Was nun? Die Pohls hatten ihren vierjährigen Sohn dabei. Das Kleinkind an Bord musste zeitig ins Bett, auf der Landstraße lauerte die Polizia – also hinein ins Vergnügen.
Scheinwerferleuchten im See
Was folgte, war eine echte Sturmfahrt im Oldtimer. „Unglaublich“, erinnert sich der Amphicar-Kapitän. Da das Ziel im Auf und Ab der Wellen kaum erkennbar war, navigierte er nach dem beleuchteten Gipfelkreuz des 216 Meter hohen Rocca di Manerba am östlichen Seeufer.
„Jedes Mal, wenn wir eine Welle heruntersurften, tauchte die Windschutzscheibe fast komplett ins Seewasser ein, und die Scheinwerfer leuchteten den grünen Gardasee aus.“ So konnte Pohl die Ketten einiger Mooringbojen rechtzeitig erkennen und entsprechend drumherum kurven.

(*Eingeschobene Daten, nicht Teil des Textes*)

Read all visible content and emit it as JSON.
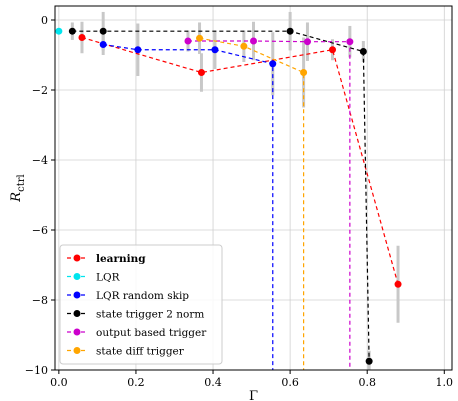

Probleme gab es erst, als größere Wassermengen übers Verdeck und durch die Lüfterkiemen achtern (der Amphicar hat Heckmotor) in den Maschinenraum fluteten. Der Vierzylinder ist zwar gekapselt, überkommendes Wasser befördert eine serienmäßige Bilgepumpe auf Knopfdruck außerbords. Doch teilweise verdampften die Wassermassen am heißen Auspuffkrümmer und gerieten über die Heizung als Nebel in den Fahrgastraum. „Da hatten wir Sauna.“ Die Scheiben beschlugen; Pohl konnte sein Ziel nicht mehr ausmachen.